Conflict mitigation tool kit offers practical suggestions for protecting crops from forest neighbors

Rural Africans often face problems trying to co-exist with wildlife. Baboons steal food. Elephants stampede through their crops. And the animals are also under stress, as their habitat is lost to human settlement.

But help is at hand. The Conflict Mitigation Tool Kit, created by the government of Zimbabwe and the U.N. Food and Agriculture Organization (FAO), offers some solutions to the competition for land and food between people and their forest neighbors.

The FAO’s Forestry and Wildlife Officer, Rene Czudek, in Harare, Zimbabwe, explained how the kit works. “We have done quite some work on human wildlife conflict in Africa but mostly they were like paper studies, guidelines that never reached the real clients in the field. So this Tool Kit should allow us to approach the community and discuss with them the best options to prevent or mitigate human-wildlife conflict in rural Africa.”

Kenyan Lion
Kenyan Lion

The kit contains useful information in the form of colorful tips that often come across as funny but that can help with serious problems.

“We try to put together all possible methods to prevent or mitigate human-wildlife conflict,” Czudek said. “Some of them are quite funny and I think our colleagues in the communication department in Rome [used humor] to attract attention…. But the main aim is to propose methods that are cost effective and could work in rural conditions in Africa.”

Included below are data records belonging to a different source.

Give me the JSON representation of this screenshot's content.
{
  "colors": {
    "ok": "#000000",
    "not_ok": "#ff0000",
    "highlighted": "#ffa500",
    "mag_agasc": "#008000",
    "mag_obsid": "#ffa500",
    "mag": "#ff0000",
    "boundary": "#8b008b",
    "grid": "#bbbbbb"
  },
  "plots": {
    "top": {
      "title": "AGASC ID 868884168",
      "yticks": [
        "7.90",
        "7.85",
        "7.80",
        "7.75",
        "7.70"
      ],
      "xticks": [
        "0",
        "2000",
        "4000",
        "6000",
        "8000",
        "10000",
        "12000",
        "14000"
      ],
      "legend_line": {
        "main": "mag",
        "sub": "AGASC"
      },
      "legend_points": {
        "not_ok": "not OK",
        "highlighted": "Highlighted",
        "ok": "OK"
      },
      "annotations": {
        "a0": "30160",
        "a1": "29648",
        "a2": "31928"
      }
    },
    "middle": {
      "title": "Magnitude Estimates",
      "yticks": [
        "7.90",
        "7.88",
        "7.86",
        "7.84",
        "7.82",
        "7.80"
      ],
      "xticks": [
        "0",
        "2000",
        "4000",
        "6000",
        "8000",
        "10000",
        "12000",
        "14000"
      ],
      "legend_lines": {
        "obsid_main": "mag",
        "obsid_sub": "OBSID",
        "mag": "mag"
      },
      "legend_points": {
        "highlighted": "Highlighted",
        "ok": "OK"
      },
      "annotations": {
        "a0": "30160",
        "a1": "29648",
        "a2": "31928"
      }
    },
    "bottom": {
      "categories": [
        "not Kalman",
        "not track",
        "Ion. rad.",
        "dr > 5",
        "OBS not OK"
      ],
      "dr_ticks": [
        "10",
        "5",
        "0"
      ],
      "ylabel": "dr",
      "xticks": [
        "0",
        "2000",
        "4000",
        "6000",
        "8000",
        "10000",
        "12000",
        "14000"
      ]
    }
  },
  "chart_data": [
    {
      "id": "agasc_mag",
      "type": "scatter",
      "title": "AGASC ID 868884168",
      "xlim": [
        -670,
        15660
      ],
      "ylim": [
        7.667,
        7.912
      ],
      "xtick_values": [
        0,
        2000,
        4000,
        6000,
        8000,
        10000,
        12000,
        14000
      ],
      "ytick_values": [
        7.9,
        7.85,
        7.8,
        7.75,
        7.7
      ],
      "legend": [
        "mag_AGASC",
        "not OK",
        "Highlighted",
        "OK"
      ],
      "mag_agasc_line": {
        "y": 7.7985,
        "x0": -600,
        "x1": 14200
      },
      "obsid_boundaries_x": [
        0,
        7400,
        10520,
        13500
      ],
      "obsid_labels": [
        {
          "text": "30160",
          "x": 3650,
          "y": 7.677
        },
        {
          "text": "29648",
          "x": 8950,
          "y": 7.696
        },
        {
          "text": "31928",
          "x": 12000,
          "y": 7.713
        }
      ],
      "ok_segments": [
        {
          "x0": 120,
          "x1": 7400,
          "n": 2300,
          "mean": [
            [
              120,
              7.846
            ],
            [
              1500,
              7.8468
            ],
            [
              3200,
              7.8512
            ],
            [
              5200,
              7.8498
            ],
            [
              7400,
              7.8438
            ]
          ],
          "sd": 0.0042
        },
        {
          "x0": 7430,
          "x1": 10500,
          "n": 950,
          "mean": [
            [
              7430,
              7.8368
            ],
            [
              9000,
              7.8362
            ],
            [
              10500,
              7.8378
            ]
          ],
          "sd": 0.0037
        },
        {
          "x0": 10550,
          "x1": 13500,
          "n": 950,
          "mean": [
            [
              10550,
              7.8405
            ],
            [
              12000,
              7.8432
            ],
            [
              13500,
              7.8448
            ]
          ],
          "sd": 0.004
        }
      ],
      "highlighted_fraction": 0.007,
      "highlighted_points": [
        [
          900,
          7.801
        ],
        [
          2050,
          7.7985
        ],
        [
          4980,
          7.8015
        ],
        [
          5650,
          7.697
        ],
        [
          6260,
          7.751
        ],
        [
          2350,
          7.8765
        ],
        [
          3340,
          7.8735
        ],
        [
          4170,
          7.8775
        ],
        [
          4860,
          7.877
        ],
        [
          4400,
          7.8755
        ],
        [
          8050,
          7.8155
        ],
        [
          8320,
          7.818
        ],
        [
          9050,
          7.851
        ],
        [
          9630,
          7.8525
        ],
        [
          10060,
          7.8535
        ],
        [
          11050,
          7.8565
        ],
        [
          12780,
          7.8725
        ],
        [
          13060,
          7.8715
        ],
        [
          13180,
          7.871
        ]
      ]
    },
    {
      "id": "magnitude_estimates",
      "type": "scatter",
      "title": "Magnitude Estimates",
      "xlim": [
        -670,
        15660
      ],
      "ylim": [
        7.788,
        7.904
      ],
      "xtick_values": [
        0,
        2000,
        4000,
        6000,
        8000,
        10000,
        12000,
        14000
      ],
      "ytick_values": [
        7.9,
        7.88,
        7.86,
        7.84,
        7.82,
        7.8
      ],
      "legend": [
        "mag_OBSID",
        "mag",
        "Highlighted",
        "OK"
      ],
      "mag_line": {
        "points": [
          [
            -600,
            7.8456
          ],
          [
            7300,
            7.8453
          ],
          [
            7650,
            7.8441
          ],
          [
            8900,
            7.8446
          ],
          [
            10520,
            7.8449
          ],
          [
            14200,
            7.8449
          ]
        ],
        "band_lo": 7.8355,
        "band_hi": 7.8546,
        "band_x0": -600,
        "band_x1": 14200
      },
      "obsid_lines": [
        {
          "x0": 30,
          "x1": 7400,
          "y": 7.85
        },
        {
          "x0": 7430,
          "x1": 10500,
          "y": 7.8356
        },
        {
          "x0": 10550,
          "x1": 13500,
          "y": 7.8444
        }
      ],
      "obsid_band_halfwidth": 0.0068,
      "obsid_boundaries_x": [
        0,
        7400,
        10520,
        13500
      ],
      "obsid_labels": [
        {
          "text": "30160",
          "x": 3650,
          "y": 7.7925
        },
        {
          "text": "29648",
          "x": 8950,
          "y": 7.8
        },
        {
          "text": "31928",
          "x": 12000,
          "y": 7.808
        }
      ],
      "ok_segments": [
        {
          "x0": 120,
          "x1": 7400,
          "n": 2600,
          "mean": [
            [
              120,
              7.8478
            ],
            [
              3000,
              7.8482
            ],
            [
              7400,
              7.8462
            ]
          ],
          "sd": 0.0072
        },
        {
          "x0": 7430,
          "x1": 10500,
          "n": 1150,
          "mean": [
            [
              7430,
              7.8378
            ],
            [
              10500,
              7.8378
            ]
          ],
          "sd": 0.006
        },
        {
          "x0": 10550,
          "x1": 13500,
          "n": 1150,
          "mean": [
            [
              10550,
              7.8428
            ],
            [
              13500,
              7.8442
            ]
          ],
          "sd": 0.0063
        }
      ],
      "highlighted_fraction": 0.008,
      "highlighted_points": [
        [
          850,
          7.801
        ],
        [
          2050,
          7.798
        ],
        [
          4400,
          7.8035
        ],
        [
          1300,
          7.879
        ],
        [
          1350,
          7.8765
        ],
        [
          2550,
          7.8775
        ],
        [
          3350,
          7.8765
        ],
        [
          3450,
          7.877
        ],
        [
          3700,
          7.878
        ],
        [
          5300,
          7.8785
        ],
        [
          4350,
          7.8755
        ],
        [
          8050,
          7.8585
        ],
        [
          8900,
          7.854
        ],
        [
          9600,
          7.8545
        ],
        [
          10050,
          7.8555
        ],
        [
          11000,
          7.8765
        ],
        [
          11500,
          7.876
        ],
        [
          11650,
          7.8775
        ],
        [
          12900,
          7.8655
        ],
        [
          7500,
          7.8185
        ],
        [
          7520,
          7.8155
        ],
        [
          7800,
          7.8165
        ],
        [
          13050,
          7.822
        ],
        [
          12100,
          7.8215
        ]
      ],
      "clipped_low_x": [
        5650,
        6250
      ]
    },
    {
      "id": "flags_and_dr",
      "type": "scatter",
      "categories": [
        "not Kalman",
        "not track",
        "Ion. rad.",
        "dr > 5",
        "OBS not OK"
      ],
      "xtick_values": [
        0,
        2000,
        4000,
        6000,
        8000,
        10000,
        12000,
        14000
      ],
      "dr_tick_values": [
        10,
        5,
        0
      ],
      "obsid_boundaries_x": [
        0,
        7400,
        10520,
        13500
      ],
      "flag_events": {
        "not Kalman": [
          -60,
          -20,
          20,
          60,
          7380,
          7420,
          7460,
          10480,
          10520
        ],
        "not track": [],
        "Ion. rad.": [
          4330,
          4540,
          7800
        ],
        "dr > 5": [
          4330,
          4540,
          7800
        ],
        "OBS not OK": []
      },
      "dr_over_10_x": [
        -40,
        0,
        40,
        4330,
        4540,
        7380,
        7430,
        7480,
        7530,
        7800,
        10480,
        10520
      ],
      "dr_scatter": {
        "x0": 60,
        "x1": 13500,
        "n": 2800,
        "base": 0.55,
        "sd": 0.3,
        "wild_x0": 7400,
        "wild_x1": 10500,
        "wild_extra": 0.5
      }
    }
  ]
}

In one example, he explained how people can protect their crops and themselves from elephants.

“For an elephant raiding crops, we have different kinds of tools and one of them is to make chili. You just grow chili, then you can mix it with some elephant dung, then you light it with charcoal and then this burning brick will just smell bad for the elephants. Since they don’t like chili pepper they will avoid going to the field,” said Czudek.

The kit provides as many tools as possible, he said, because after a while the animals get used to the first method and it loses effectiveness.

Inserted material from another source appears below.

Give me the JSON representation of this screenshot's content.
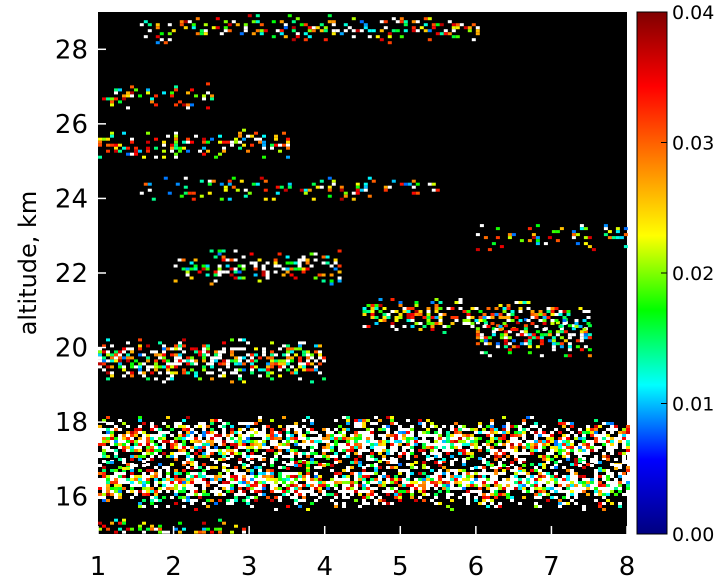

“In our tool kit,” he said, “we stress the need to do proper land use planning. So, if you put your crops on an elephant corridor, there is a big chance it will be raided.”

FAO Works to Reduce Human-Wildlife Conflict in Rural Africa
FAO Works to Reduce Human-Wildlife Conflict in Rural Africa

The FAO says where humans and wild animals share the same spaces, danger cannot be totally eliminated. For instance, Czudek pointed to the danger facing people living in the same areas as crocodiles.

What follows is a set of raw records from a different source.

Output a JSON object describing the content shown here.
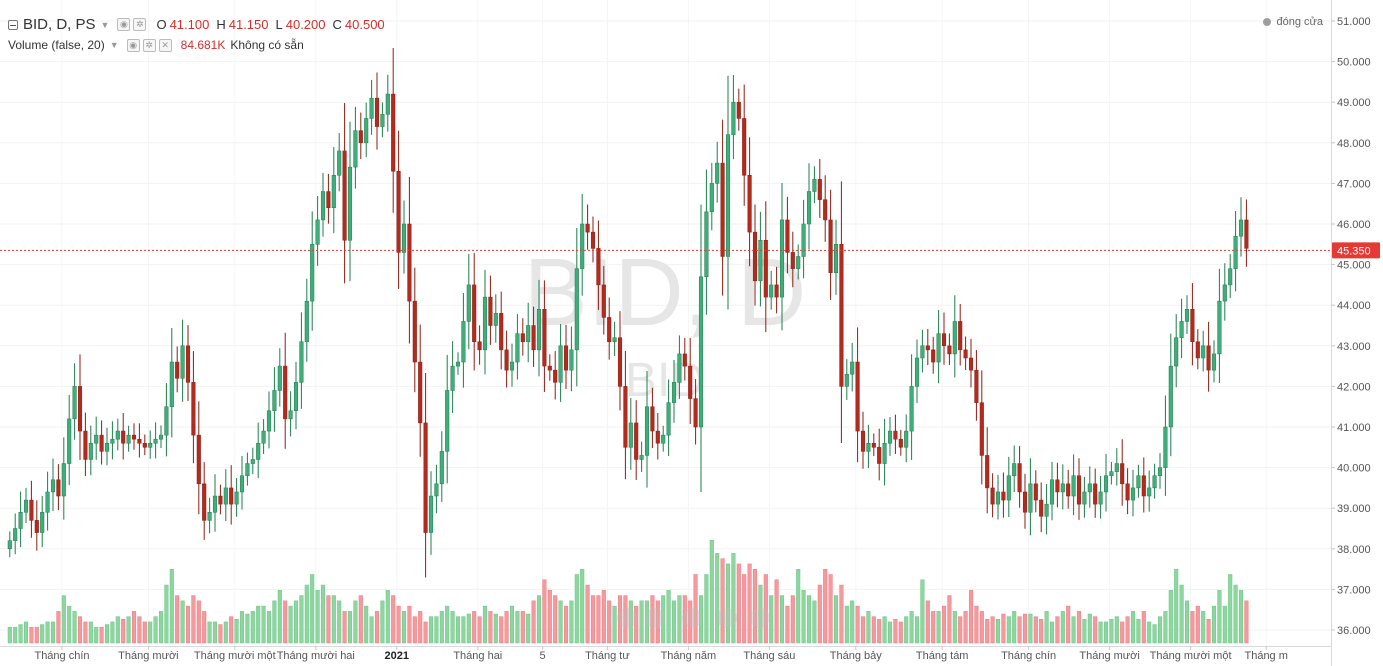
{
  "legend": {
    "symbol": "BID, D, PS",
    "open_label": "O",
    "open_value": "41.100",
    "high_label": "H",
    "high_value": "41.150",
    "low_label": "L",
    "low_value": "40.200",
    "close_label": "C",
    "close_value": "40.500",
    "volume_title": "Volume (false, 20)",
    "volume_value": "84.681K",
    "volume_na": "Không có sẵn"
  },
  "market_status": "đóng cửa",
  "watermark": {
    "main": "BID, D",
    "sub": "BID"
  },
  "colors": {
    "up": "#26a69a",
    "up_fill": "#3fae7b",
    "down": "#b22b1e",
    "vol_up": "#8ed6a0",
    "vol_down": "#f4999d",
    "price_line": "#e53935"
  },
  "chart_data": {
    "type": "candlestick",
    "y_axis": {
      "ticks": [
        "51.000",
        "50.000",
        "49.000",
        "48.000",
        "47.000",
        "46.000",
        "45.000",
        "44.000",
        "43.000",
        "42.000",
        "41.000",
        "40.000",
        "39.000",
        "38.000",
        "37.000",
        "36.000"
      ],
      "range": [
        35.7,
        51.3
      ]
    },
    "current_price": "45.350",
    "x_labels": [
      {
        "label": "Tháng chín",
        "bar": 10
      },
      {
        "label": "Tháng mười",
        "bar": 26
      },
      {
        "label": "Tháng mười một",
        "bar": 42
      },
      {
        "label": "Tháng mười hai",
        "bar": 57
      },
      {
        "label": "2021",
        "bar": 72,
        "bold": true
      },
      {
        "label": "Tháng hai",
        "bar": 87
      },
      {
        "label": "5",
        "bar": 99
      },
      {
        "label": "Tháng tư",
        "bar": 111
      },
      {
        "label": "Tháng năm",
        "bar": 126
      },
      {
        "label": "Tháng sáu",
        "bar": 141
      },
      {
        "label": "Tháng bảy",
        "bar": 157
      },
      {
        "label": "Tháng tám",
        "bar": 173
      },
      {
        "label": "Tháng chín",
        "bar": 189
      },
      {
        "label": "Tháng mười",
        "bar": 204
      },
      {
        "label": "Tháng mười một",
        "bar": 219
      },
      {
        "label": "Tháng m",
        "bar": 233
      }
    ],
    "closes": [
      38.2,
      38.5,
      38.9,
      39.2,
      38.7,
      38.4,
      38.9,
      39.4,
      39.7,
      39.3,
      40.1,
      41.2,
      42.0,
      40.9,
      40.2,
      40.6,
      40.8,
      40.4,
      40.6,
      40.7,
      40.9,
      40.6,
      40.8,
      40.7,
      40.6,
      40.5,
      40.6,
      40.7,
      40.8,
      41.5,
      42.6,
      42.2,
      43.0,
      42.1,
      40.8,
      39.6,
      38.7,
      38.9,
      39.3,
      39.1,
      39.5,
      39.1,
      39.4,
      39.8,
      40.1,
      40.2,
      40.6,
      40.9,
      41.4,
      41.9,
      42.5,
      41.2,
      41.4,
      42.1,
      43.1,
      44.1,
      45.5,
      46.1,
      46.8,
      46.4,
      47.2,
      47.8,
      45.6,
      47.4,
      48.3,
      48.0,
      48.6,
      49.1,
      48.4,
      48.7,
      49.2,
      47.3,
      45.3,
      46.0,
      44.1,
      42.6,
      41.1,
      38.4,
      39.3,
      39.6,
      40.4,
      41.9,
      42.5,
      42.6,
      43.6,
      44.5,
      43.1,
      42.9,
      44.2,
      43.5,
      43.8,
      42.9,
      42.4,
      42.6,
      43.3,
      43.1,
      43.5,
      42.9,
      43.9,
      42.5,
      42.4,
      42.1,
      43.0,
      42.4,
      42.9,
      44.9,
      46.0,
      45.8,
      45.4,
      44.5,
      43.7,
      43.1,
      43.2,
      42.0,
      40.5,
      41.1,
      40.2,
      40.3,
      41.5,
      40.9,
      40.6,
      40.8,
      41.6,
      42.1,
      42.8,
      42.5,
      41.7,
      41.0,
      44.7,
      46.3,
      47.0,
      47.5,
      45.2,
      48.2,
      49.0,
      48.6,
      47.2,
      45.8,
      44.6,
      45.6,
      44.2,
      44.5,
      44.2,
      46.1,
      45.3,
      44.9,
      45.2,
      46.0,
      46.8,
      47.1,
      46.6,
      46.1,
      44.8,
      45.5,
      42.0,
      42.3,
      42.6,
      40.9,
      40.4,
      40.6,
      40.5,
      40.1,
      40.6,
      40.9,
      40.7,
      40.5,
      40.9,
      42.0,
      42.7,
      43.0,
      42.9,
      42.6,
      43.3,
      43.0,
      42.8,
      43.6,
      42.9,
      42.7,
      42.4,
      41.6,
      40.3,
      39.5,
      39.1,
      39.4,
      39.2,
      39.8,
      40.1,
      39.4,
      38.9,
      39.6,
      39.2,
      38.8,
      39.1,
      39.7,
      39.4,
      39.6,
      39.3,
      39.8,
      39.1,
      39.4,
      39.6,
      39.1,
      39.4,
      39.8,
      39.9,
      40.1,
      39.6,
      39.2,
      39.5,
      39.8,
      39.3,
      39.5,
      39.8,
      40.0,
      41.0,
      42.5,
      43.2,
      43.6,
      43.9,
      43.1,
      42.7,
      43.0,
      42.4,
      42.8,
      44.1,
      44.5,
      44.9,
      45.7,
      46.1,
      45.4
    ],
    "volumes": [
      0.3,
      0.3,
      0.35,
      0.4,
      0.3,
      0.3,
      0.35,
      0.4,
      0.4,
      0.6,
      0.9,
      0.7,
      0.6,
      0.5,
      0.4,
      0.4,
      0.3,
      0.3,
      0.35,
      0.4,
      0.5,
      0.45,
      0.5,
      0.6,
      0.5,
      0.4,
      0.4,
      0.5,
      0.6,
      1.1,
      1.4,
      0.9,
      0.8,
      0.7,
      0.9,
      0.8,
      0.6,
      0.4,
      0.4,
      0.35,
      0.4,
      0.5,
      0.45,
      0.6,
      0.55,
      0.6,
      0.7,
      0.7,
      0.6,
      0.8,
      1.0,
      0.8,
      0.7,
      0.8,
      0.9,
      1.1,
      1.3,
      1.0,
      1.1,
      0.9,
      0.9,
      0.8,
      0.6,
      0.6,
      0.8,
      0.9,
      0.7,
      0.5,
      0.6,
      0.8,
      1.0,
      0.9,
      0.7,
      0.6,
      0.7,
      0.5,
      0.6,
      0.4,
      0.5,
      0.5,
      0.6,
      0.7,
      0.6,
      0.5,
      0.5,
      0.55,
      0.6,
      0.5,
      0.7,
      0.6,
      0.55,
      0.5,
      0.6,
      0.7,
      0.6,
      0.6,
      0.55,
      0.8,
      0.9,
      1.2,
      1.0,
      0.9,
      0.8,
      0.7,
      0.8,
      1.3,
      1.4,
      1.1,
      0.9,
      0.9,
      1.0,
      0.8,
      0.7,
      0.9,
      0.9,
      0.8,
      0.7,
      0.8,
      0.8,
      0.9,
      0.8,
      0.9,
      1.0,
      0.8,
      0.9,
      0.9,
      0.8,
      1.3,
      0.9,
      1.3,
      1.95,
      1.7,
      1.6,
      1.5,
      1.7,
      1.5,
      1.3,
      1.5,
      1.4,
      1.1,
      1.3,
      0.9,
      1.2,
      0.9,
      0.7,
      0.9,
      1.4,
      1.0,
      0.9,
      0.8,
      1.1,
      1.4,
      1.3,
      0.9,
      1.1,
      0.7,
      0.8,
      0.7,
      0.5,
      0.6,
      0.5,
      0.45,
      0.5,
      0.4,
      0.45,
      0.4,
      0.5,
      0.6,
      0.5,
      1.2,
      0.8,
      0.6,
      0.6,
      0.7,
      0.9,
      0.6,
      0.5,
      0.6,
      1.0,
      0.7,
      0.6,
      0.45,
      0.5,
      0.45,
      0.55,
      0.5,
      0.6,
      0.5,
      0.55,
      0.55,
      0.5,
      0.45,
      0.6,
      0.4,
      0.5,
      0.6,
      0.7,
      0.5,
      0.6,
      0.45,
      0.55,
      0.5,
      0.4,
      0.4,
      0.45,
      0.5,
      0.4,
      0.5,
      0.6,
      0.45,
      0.6,
      0.4,
      0.35,
      0.5,
      0.6,
      1.0,
      1.4,
      1.1,
      0.8,
      0.6,
      0.7,
      0.6,
      0.45,
      0.7,
      1.0,
      0.7,
      1.3,
      1.1,
      1.0,
      0.8
    ]
  }
}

In Mozambique and Zimbabwe, he said, people do not take the proper precautions in bathing, washing clothes and collecting water.

“So there is this need to be aware, he said, "that there is a risk and you can put crocodile fencing around some areas where the people can go for collecting water, washing clothes, etc.”

For baboons, who steal food, the Tool Kit suggests a live snake sandwich – hollowing out the center of a loaf of bread and putting a snake in it. “It’s quite a drastic method, but baboons have a very good memory. When they experience something like this, they don’t repeat it,” said Czudek. He added that the kit does offer other ways to deal with baboons.

The goal of the Tool Kit is harmonious co-habitation, Czudek said, protecting both humans and wildlife. He added that since “wildlife can be a valuable asset to humans,” human-wildlife conflict may one day become a human-wildlife alliance.